開幕から12試合連続2ケタ得点と安定感も備えている安藤だが、12月に入ってからはそれまで2度しかなかった1ケタ得点が7試合中4試合。そして、その4試合はいずれもチームが敗れている。他チームからの警戒が強まっている証であり、安藤の得点力がチームの勝敗に与える影響を物語るデータだ。しかし、安藤自身は「まだエースと言われる立場ではない」と自らに厳しい目を向ける。
「強い相手でもコンスタントに2ケタを取れるようにならないとエースとは言われないだろうし、1ケタの試合が4試合あったことは受け止めないといけない。マークがきつくなった時にどうすればいいかということは考えさせられたので、この2試合でそれを表現できたのは良かったかなと思います」
安藤が強調するのは、あくまでチームの一員であるということ。いかに与えられた役割を果たせるかという点に意識を傾けており、得点は与えられた役割の中の1つにすぎないという考え方だ。それでも、“エースの自覚”とも呼ぶべきメンタリティーは備わりつつある。

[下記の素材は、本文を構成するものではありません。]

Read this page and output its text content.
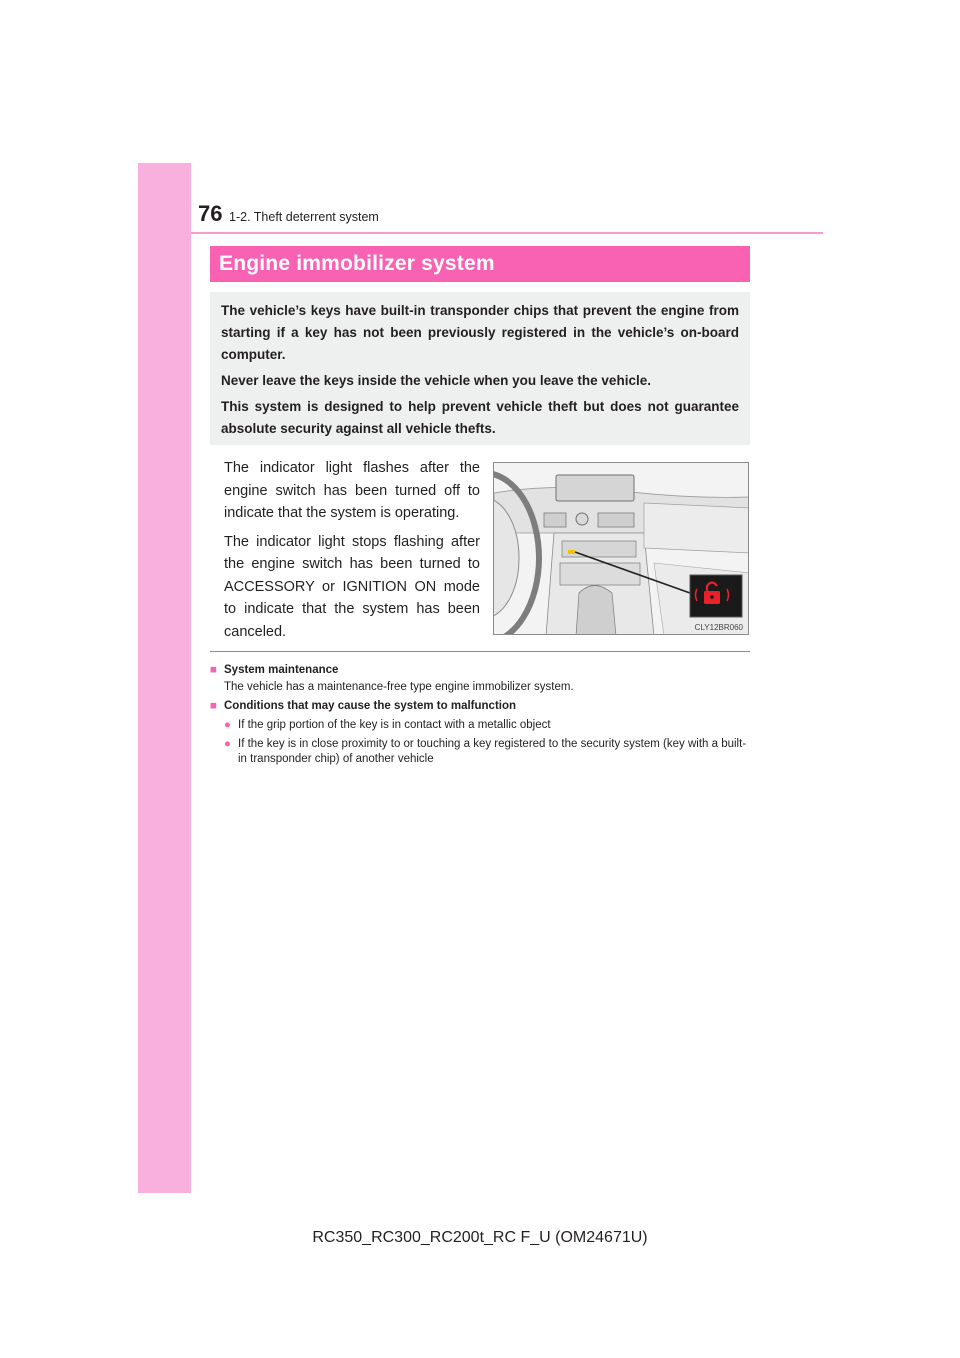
76 1-2. Theft deterrent system
Engine immobilizer system

The vehicle’s keys have built-in transponder chips that prevent the engine from starting if a key has not been previously registered in the vehicle’s on-board computer.

Never leave the keys inside the vehicle when you leave the vehicle.

This system is designed to help prevent vehicle theft but does not guarantee absolute security against all vehicle thefts.

The indicator light flashes after the engine switch has been turned off to indicate that the system is operating.

The indicator light stops flashing after the engine switch has been turned to ACCESSORY or IGNITION ON mode to indicate that the system has been canceled.	CLY12BR060
■ System maintenance
The vehicle has a maintenance-free type engine immobilizer system.
■ Conditions that may cause the system to malfunction
● If the grip portion of the key is in contact with a metallic object
● If the key is in close proximity to or touching a key registered to the security system (key with a built-in transponder chip) of another vehicle
RC350_RC300_RC200t_RC F_U (OM24671U)
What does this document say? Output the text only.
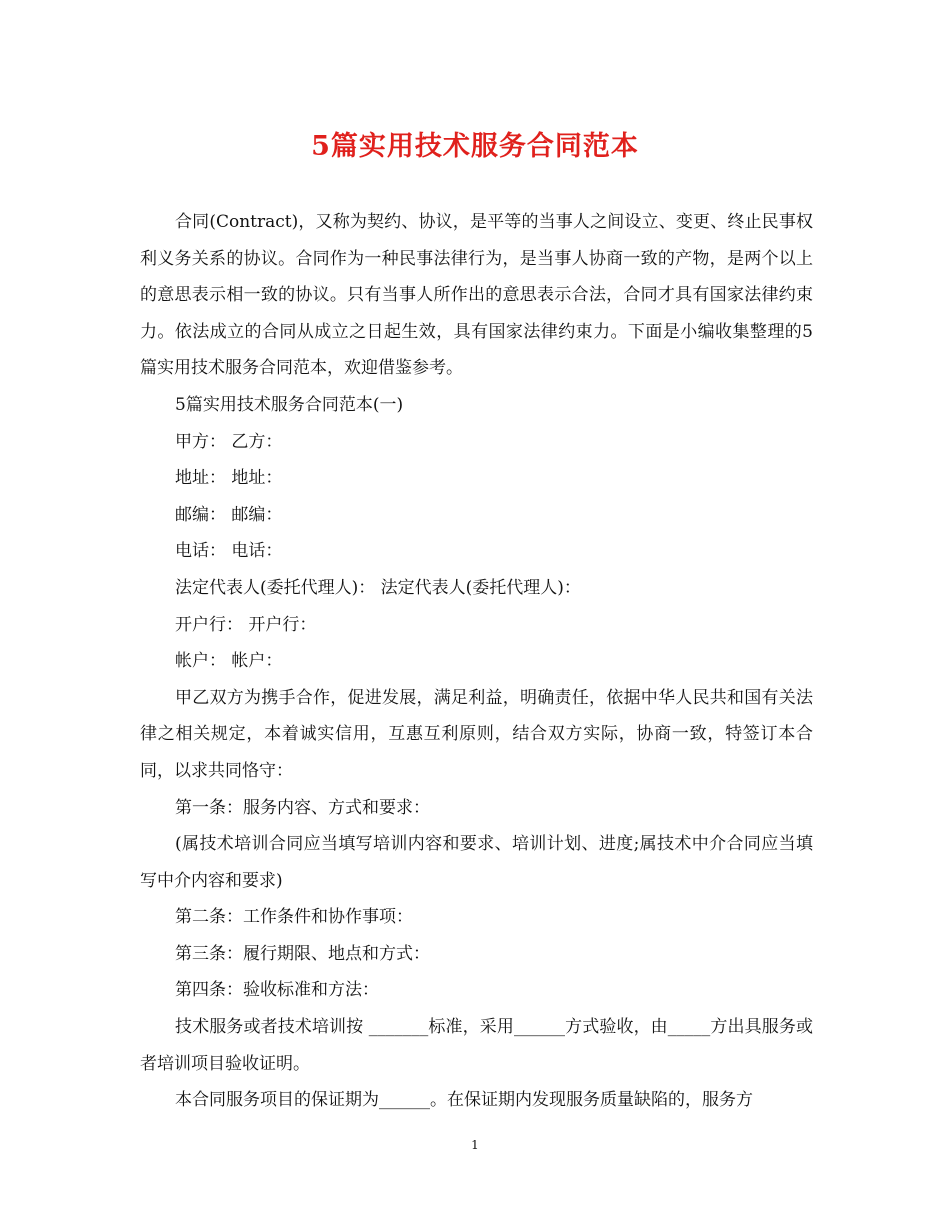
5篇实用技术服务合同范本

合同(Contract)，又称为契约、协议，是平等的当事人之间设立、变更、终止民事权利义务关系的协议。合同作为一种民事法律行为，是当事人协商一致的产物，是两个以上的意思表示相一致的协议。只有当事人所作出的意思表示合法，合同才具有国家法律约束力。依法成立的合同从成立之日起生效，具有国家法律约束力。下面是小编收集整理的5篇实用技术服务合同范本，欢迎借鉴参考。

5篇实用技术服务合同范本(一)

甲方： 乙方：

地址： 地址：

邮编： 邮编：

电话： 电话：

法定代表人(委托代理人)： 法定代表人(委托代理人)：

开户行： 开户行：

帐户： 帐户：

甲乙双方为携手合作，促进发展，满足利益，明确责任，依据中华人民共和国有关法律之相关规定，本着诚实信用，互惠互利原则，结合双方实际，协商一致，特签订本合同，以求共同恪守：

第一条：服务内容、方式和要求：

(属技术培训合同应当填写培训内容和要求、培训计划、进度;属技术中介合同应当填写中介内容和要求)

第二条：工作条件和协作事项：

第三条：履行期限、地点和方式：

第四条：验收标准和方法：

技术服务或者技术培训按 _______标准，采用______方式验收，由_____方出具服务或者培训项目验收证明。

本合同服务项目的保证期为______。在保证期内发现服务质量缺陷的，服务方

1
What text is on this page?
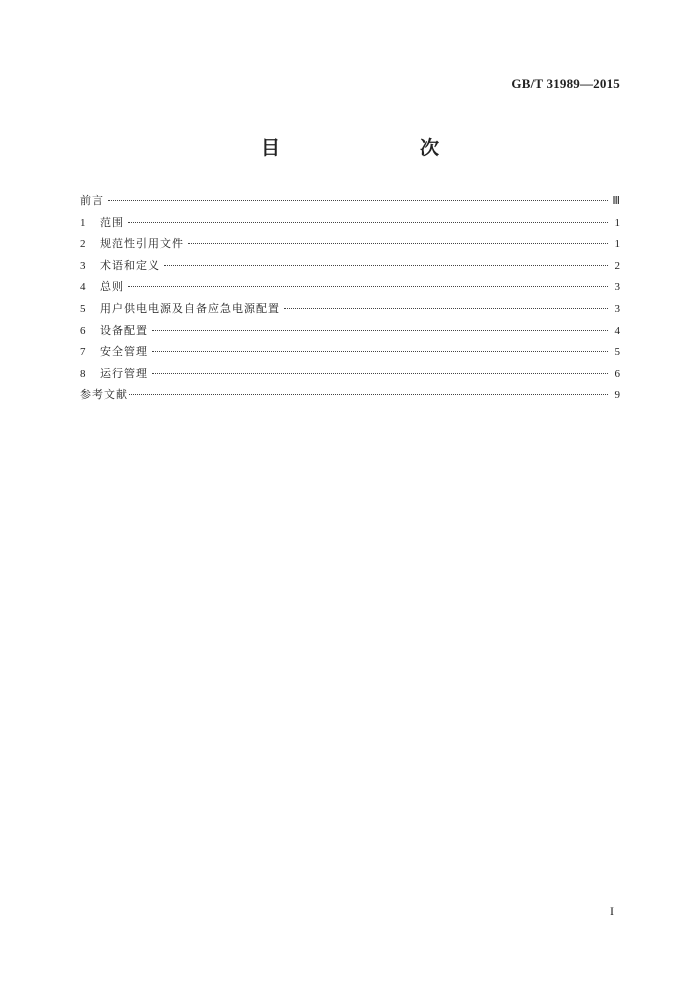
GB/T 31989—2015
目　　次
前言	Ⅲ
1	范围	1
2	规范性引用文件	1
3	术语和定义	2
4	总则	3
5	用户供电电源及自备应急电源配置	3
6	设备配置	4
7	安全管理	5
8	运行管理	6
参考文献	9
I
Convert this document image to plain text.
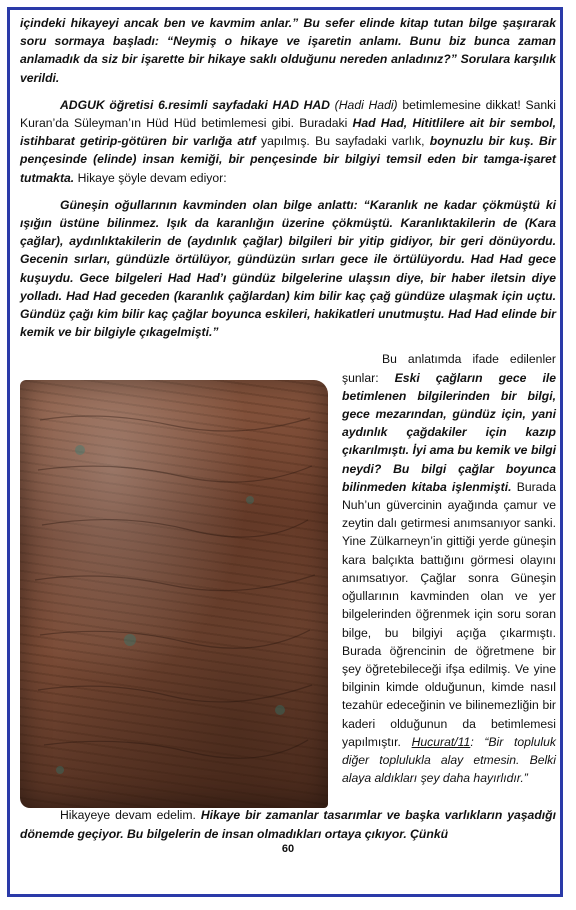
içindeki hikayeyi ancak ben ve kavmim anlar.” Bu sefer elinde kitap tutan bilge şaşırarak soru sormaya başladı: “Neymiş o hikaye ve işaretin anlamı. Bunu biz bunca zaman anlamadık da siz bir işarette bir hikaye saklı olduğunu nereden anladınız?” Sorulara karşılık verildi.

ADGUK öğretisi 6.resimli sayfadaki HAD HAD (Hadi Hadi) betimlemesine dikkat! Sanki Kuran’da Süleyman’ın Hüd Hüd betimlemesi gibi. Buradaki Had Had, Hititlilere ait bir sembol, istihbarat getirip-götüren bir varlığa atıf yapılmış. Bu sayfadaki varlık, boynuzlu bir kuş. Bir pençesinde (elinde) insan kemiği, bir pençesinde bir bilgiyi temsil eden bir tamga-işaret tutmakta. Hikaye şöyle devam ediyor:

Güneşin oğullarının kavminden olan bilge anlattı: “Karanlık ne kadar çökmüştü ki ışığın üstüne bilinmez. Işık da karanlığın üzerine çökmüştü. Karanlıktakilerin de (Kara çağlar), aydınlıktakilerin de (aydınlık çağlar) bilgileri bir yitip gidiyor, bir geri dönüyordu. Gecenin sırları, gündüzle örtülüyor, gündüzün sırları gece ile örtülüyordu. Had Had gece kuşuydu. Gece bilgeleri Had Had’ı gündüz bilgelerine ulaşsın diye, bir haber iletsin diye yolladı. Had Had geceden (karanlık çağlardan) kim bilir kaç çağ gündüze ulaşmak için uçtu. Gündüz çağı kim bilir kaç çağlar boyunca eskileri, hakikatleri unutmuştu. Had Had elinde bir kemik ve bir bilgiyle çıkagelmişti.”

Bu anlatımda ifade edilenler şunlar: Eski çağların gece ile betimlenen bilgilerinden bir bilgi, gece mezarından, gündüz için, yani aydınlık çağdakiler için kazıp çıkarılmıştı. İyi ama bu kemik ve bilgi neydi? Bu bilgi çağlar boyunca bilinmeden kitaba işlenmişti. Burada Nuh’un güvercinin ayağında çamur ve zeytin dalı getirmesi anımsanıyor sanki. Yine Zülkarneyn’in gittiği yerde güneşin kara balçıkta battığını görmesi olayını anımsatıyor. Çağlar sonra Güneşin oğullarının kavminden olan ve yer bilgelerinden öğrenmek için soru soran bilge, bu bilgiyi açığa çıkarmıştı. Burada öğrencinin de öğretmene bir şey öğretebileceği ifşa edilmiş. Ve yine bilginin kimde olduğunun, kimde nasıl tezahür edeceğinin ve bilinemezliğin bir kaderi olduğunun da betimlemesi yapılmıştır. Hucurat/11: “Bir topluluk diğer toplulukla alay etmesin. Belki alaya aldıkları şey daha hayırlıdır.”

Hikayeye devam edelim. Hikaye bir zamanlar tasarımlar ve başka varlıkların yaşadığı dönemde geçiyor. Bu bilgelerin de insan olmadıkları ortaya çıkıyor. Çünkü

60
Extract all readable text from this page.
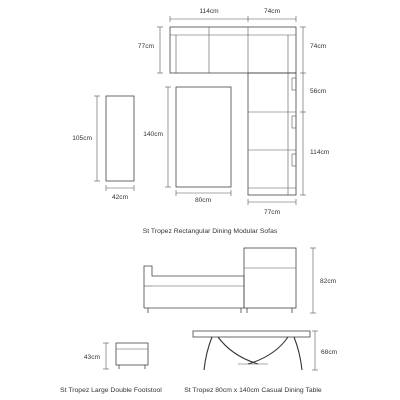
114cm	74cm
77cm	74cm
56cm
114cm
77cm
105cm
42cm
140cm
80cm
St Tropez Rectangular Dining Modular Sofas
82cm
43cm
68cm
St Tropez Large Double Footstool	St Tropez 80cm x 140cm Casual Dining Table
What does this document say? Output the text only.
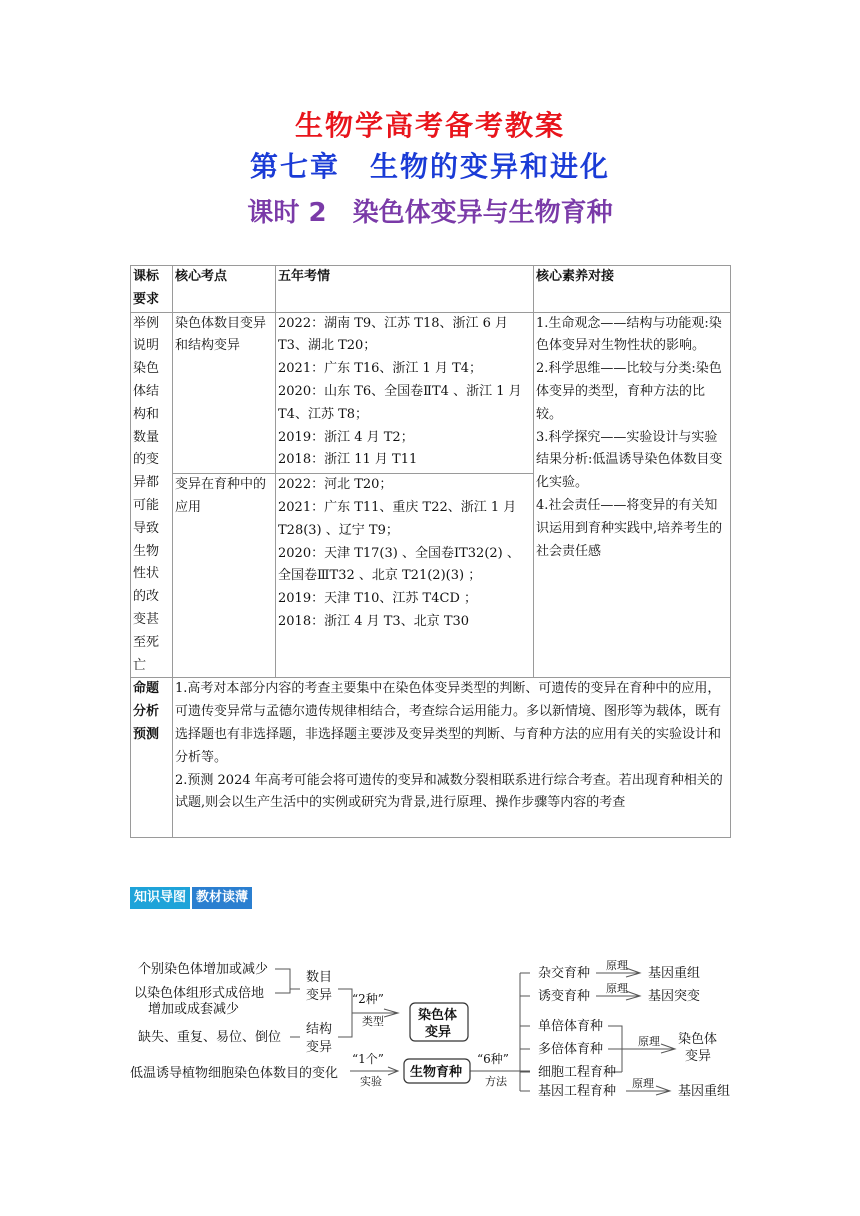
生物学高考备考教案
第七章　生物的变异和进化
课时 2　染色体变异与生物育种
课标要求	核心考点	五年考情	核心素养对接
举例说明染色体结构和数量的变异都可能导致生物性状的改变甚至死亡	染色体数目变异和结构变异	2022：湖南 T9、江苏 T18、浙江 6 月 T3、湖北 T20；
2021：广东 T16、浙江 1 月 T4；
2020：山东 T6、全国卷ⅡT4 、浙江 1 月 T4、江苏 T8；
2019：浙江 4 月 T2；
2018：浙江 11 月 T11	1.生命观念——结构与功能观:染色体变异对生物性状的影响。
2.科学思维——比较与分类:染色体变异的类型，育种方法的比较。
3.科学探究——实验设计与实验结果分析:低温诱导染色体数目变化实验。
4.社会责任——将变异的有关知识运用到育种实践中,培养考生的社会责任感

	变异在育种中的应用	2022：河北 T20；
2021：广东 T11、重庆 T22、浙江 1 月 T28(3) 、辽宁 T9；
2020：天津 T17(3) 、全国卷ⅠT32(2) 、全国卷ⅢT32 、北京 T21(2)(3) ；
2019：天津 T10、江苏 T4CD ；
2018：浙江 4 月 T3、北京 T30	

命题分析预测	1.高考对本部分内容的考查主要集中在染色体变异类型的判断、可遗传的变异在育种中的应用，可遗传变异常与孟德尔遗传规律相结合，考查综合运用能力。多以新情境、图形等为载体，既有选择题也有非选择题，非选择题主要涉及变异类型的判断、与育种方法的应用有关的实验设计和分析等。
2.预测 2024 年高考可能会将可遗传的变异和减数分裂相联系进行综合考查。若出现育种相关的试题,则会以生产生活中的实例或研究为背景,进行原理、操作步骤等内容的考查		
知识导图 教材读薄
个别染色体增加或减少
以染色体组形式成倍地
增加或成套减少
缺失、重复、易位、倒位
低温诱导植物细胞染色体数目的变化
数目
变异
结构
变异
“2种”
类型
“1个”
实验
染色体
变异
生物育种
“6种”
方法
杂交育种
诱变育种
单倍体育种
多倍体育种
细胞工程育种
基因工程育种
原理
原理
原理
原理
基因重组
基因突变
染色体
变异
基因重组
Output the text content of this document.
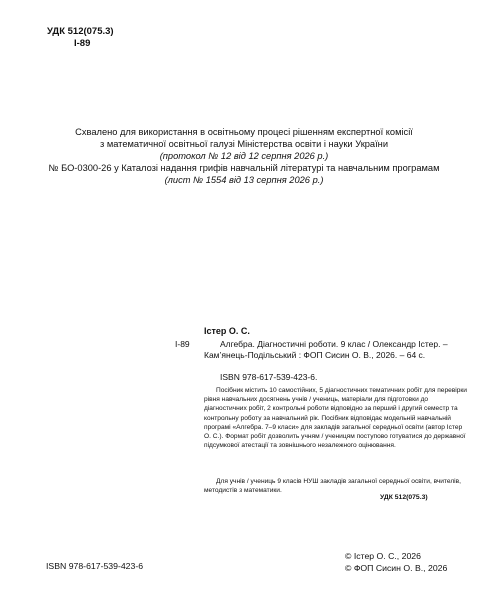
УДК 512(075.3)
І-89
Схвалено для використання в освітньому процесі рішенням експертної комісії
з математичної освітньої галузі Міністерства освіти і науки України
(протокол № 12 від 12 серпня 2026 р.)
№ БО-0300-26 у Каталозі надання грифів навчальній літературі та навчальним програмам
(лист № 1554 від 13 серпня 2026 р.)
І-89
Істер О. С.
Алгебра. Діагностичні роботи. 9 клас / Олександр Істер. – Кам’янець-Подільський : ФОП Сисин О. В., 2026. – 64 с.
ISBN 978-617-539-423-6.
Посібник містить 10 самостійних, 5 діагностичних тематичних робіт для перевірки рівня навчальних досягнень учнів / учениць, матеріали для підготовки до діагностичних робіт, 2 контрольні роботи відповідно за перший і другий семестр та контрольну роботу за навчальний рік. Посібник відповідає модельній навчальній програмі «Алгебра. 7–9 класи» для закладів загальної середньої освіти (автор Істер О. С.). Формат робіт дозволить учням / ученицям поступово готуватися до державної підсумкової атестації та зовнішнього незалежного оцінювання.
Для учнів / учениць 9 класів НУШ закладів загальної середньої освіти, вчителів, методистів з математики.
УДК 512(075.3)
ISBN 978-617-539-423-6
© Істер О. С., 2026
© ФОП Сисин О. В., 2026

「任せられたらやらないといけない。昨季よりそういうシーンが増えてうれしい反面、失敗しちゃいけないというプレッシャーもありますが、数をこなしていくうちに慣れてきて、もっとボールが欲しいという気持ちにもなってきたので、そこは成長できているんじゃないかと思います」
フィールドゴール試投数の7割以上を3ポイントが占める中、「外のシュートだけとは思われたくない」と言う安藤は、川崎との2戦目では力強いドライブで6本の2ポイントをすべて決めてみせた。アシストやディフェンスにも向上の意欲を見せる安藤が、自他ともに認めるエースとなる日はそう遠くない将来に訪れるだろう。